À la cour de Bourgogne, comme dans le reste de l’Europe, on passait aussi son temps à composer des poésies et des chansons d’amour courtois, thème renouvelé à la cour de France. Les poètes liés à la cour de Bourgogne ou qui en étaient proches, comme le Tournaisien Pierre de Hauteville, prince de la cour d’Amour (avant 1448). Dans le Livre de cœur d’amour épris de René d’Anjou (1457), avec le thème du cimetière des amants fidèles et des poètes amoureux. L’idée du cimetière a été reprise par Olivier de la Marche dans son Chevalier délibéré (1483). La chevalerie incarnée par Charles le Téméraire y trouvait sa sépulture. Cette œuvre fut reçue favorablement en Castille et fut le livre de chevet de Charles Quint. Dans les thèmes plus classiques de la poésie, le ton pour toutes les cours françaises était donné par Charles d’Orléans et sa cour de Blois, avec qui Philippe le Bon échangeait de correspondance poétique, avant la libération du premier par les Anglais. Le plus célèbre est celui sur le vers En la forêt de longue attente. Ce genre de littérature, parfois luxueusement illustrée, les romans fournissaient aussi les arguments des joutes dont la mise en scène était parfois expliquée par un livret.
Philippe le Bon chargea David Aubert d’écrire l’histoire du héros carolingien Renaud de Montauban. L’ouvrage superbement illustré ne fut achevé qu’en 1468, un an après la mort du duc.
Charles d’Orléans, petit-fils de Charles V, neveu de Charles VI le fou, père de Louis XII, grand seigneur et poète, aux jours les plus tragiques de la guerre de Cent Ans.

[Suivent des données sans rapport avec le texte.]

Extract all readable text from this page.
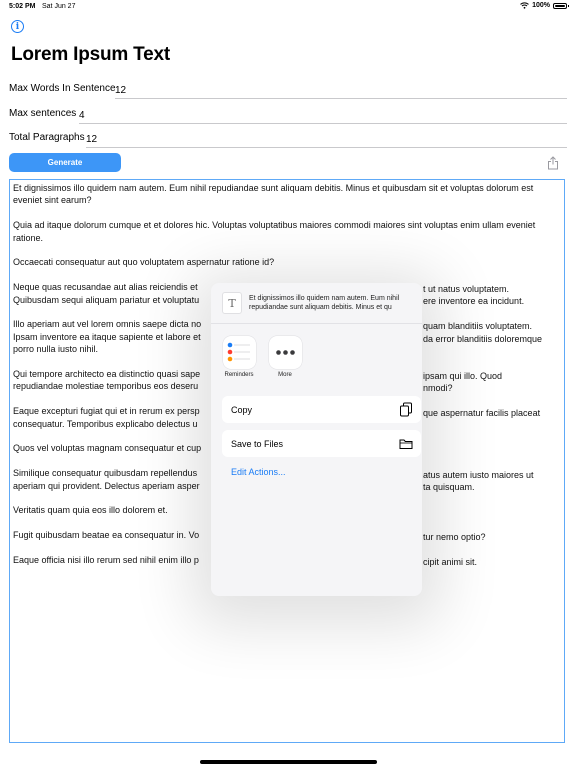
5:02 PM Sat Jun 27	100%
i
Lorem Ipsum Text
Max Words In Sentence
12
Max sentences
4
Total Paragraphs
12
Generate

Et dignissimos illo quidem nam autem. Eum nihil repudiandae sunt aliquam debitis. Minus et quibusdam sit et voluptas dolorum est eveniet sint earum?

Quia ad itaque dolorum cumque et et dolores hic. Voluptas voluptatibus maiores commodi maiores sint voluptas enim ullam eveniet ratione.

Occaecati consequatur aut quo voluptatem aspernatur ratione id?

Neque quas recusandae aut alias reiciendis et
Quibusdam sequi aliquam pariatur et voluptatu

Illo aperiam aut vel lorem omnis saepe dicta no
Ipsam inventore ea itaque sapiente et labore et
porro nulla iusto nihil.

Qui tempore architecto ea distinctio quasi sape
repudiandae molestiae temporibus eos deseru

Eaque excepturi fugiat qui et in rerum ex persp
consequatur. Temporibus explicabo delectus u

Quos vel voluptas magnam consequatur et cup

Similique consequatur quibusdam repellendus
aperiam qui provident. Delectus aperiam asper

Veritatis quam quia eos illo dolorem et.

Fugit quibusdam beatae ea consequatur in. Vo

Eaque officia nisi illo rerum sed nihil enim illo p

t ut natus voluptatem.
ere inventore ea incidunt.
quam blanditiis voluptatem.
da error blanditiis doloremque
ipsam qui illo. Quod
nmodi?
que aspernatur facilis placeat
atus autem iusto maiores ut
ta quisquam.
tur nemo optio?
cipit animi sit.
T	Et dignissimos illo quidem nam autem. Eum nihil repudiandae sunt aliquam debitis. Minus et qu
Reminders	More
Copy
Save to Files
Edit Actions...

À douze ans, après l’assassinat de son père par le duc de Bourgogne Jean sans Peur, il devient le chef de l’une des grandes maisons féodales de France. Les lois de l’honneur imposent à ce jeune homme timide, plus séduit par les livres que par les armes, de venger ce crime impuni. Mais Charles est fait prisonnier à Azincourt, et enfermé à la Tour de Londres. Pendant les vingt-cinq années de sa captivité en Angleterre, cet Hamlet français, prince mélancolique saisi par une histoire trop cruelle pour lui, écrira des poèmes qui immortaliseront son nom.